With a variation of this technology – so-called functional magnetic resonance imaging - scientists can distinguish between active and non-active regions of the brain. In doing so, they have learned much about the structure and functionality of the brain. For instance, Max Planck researchers from Leipzig found out why an imbalance between brain activity of the left-hand and right-hand side of the cerebrum occurs in people who stutter: Within the overactive right-hand network, they discovered a fibre tract that is significantly more pronounced than with people without language problems. The stronger the so-called frontal aslant tract is, the more strongly a person will stutter.
MRT technology cannot be used, however, to make an exact map of the circuitry of the brain, as the precision of the method is not high enough. After all, up to 10,000 synapses are present in one nerve cell; the total number is 100 trillion. That shows how dense the communication network in the brain is. In this network, neighbouring nerve cells can be linked to each other, but also cells which are far away from each other.
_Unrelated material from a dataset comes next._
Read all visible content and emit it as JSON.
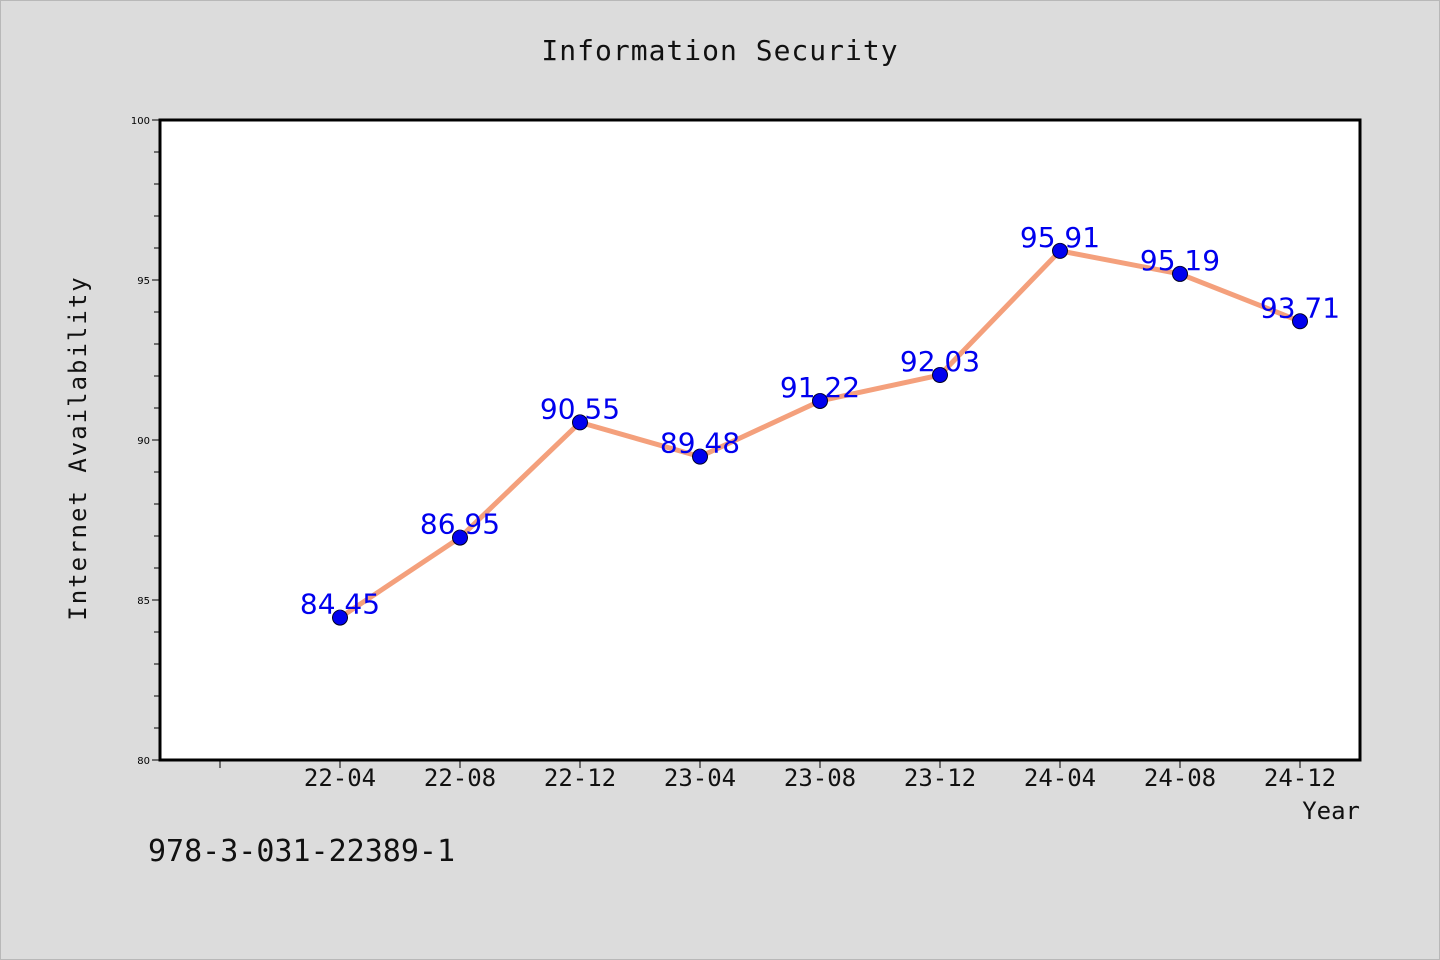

Untangling this jumble of local and global connections – also known as a connectome – is the goal of the Max Planck researchers.
The connectome – wiring diagramm of the brain
For this reason, the scientists are developing new methods to help them decipher the connectome. Their models for this are mice: recently, they examined the circuitry of areas in the retina as well as in the cerebral cortex and found that nerve cells in the so-called entorhinal cortex are organised like a transistor: before a nerve cell can activate another cell, it contacts an impeding cell and its own activity is therefore inhibited.
Using these kinds of circuit diagrams, scientists want to learn how the brain works. At Max Planck Institutes, they are already working to explain the principles of information processing. Currently, they are focusing on brains that have a simpler structure and contain fewer nerve cells and fibres than the human brain. Mice are one such model case for neuroscientists. As mammals, they have a brain which is structured and functions similarly to a human. By using it, researchers can investigate everything from the fundamental functioning of nerve cells to the circuitry within the cerebral cortex.
The brains of zebra fish and their larvae have an even more straightforward structure and are therefore easier to examine. The brain of a fish larva, for example, does not just have only 100,000 nerve cells – a million times fewer than a human – it is also almost completely transparent. Scientists are therefore able to look into the interior of the brain with their microscopes without a surgical procedure.
Invertebrates can also serve as a model for neuroscientists. Their nerve cells are admittedly very small, making their activity harder to measure. But because of their relatively more straightforward architecture, the principles of interconnections used for perceiving and processing external stimuli can be analysed. For instance, researchers can learn from the brains of fruit flies how hunger influences decision-making processes. By analysing the vision system of blow flies, they want to discover how the insects can perceive movements so incredibly quickly. Even a very simply structured organism like the threadworm C. elegans can deliver important insights into the development and operation of the nervous system.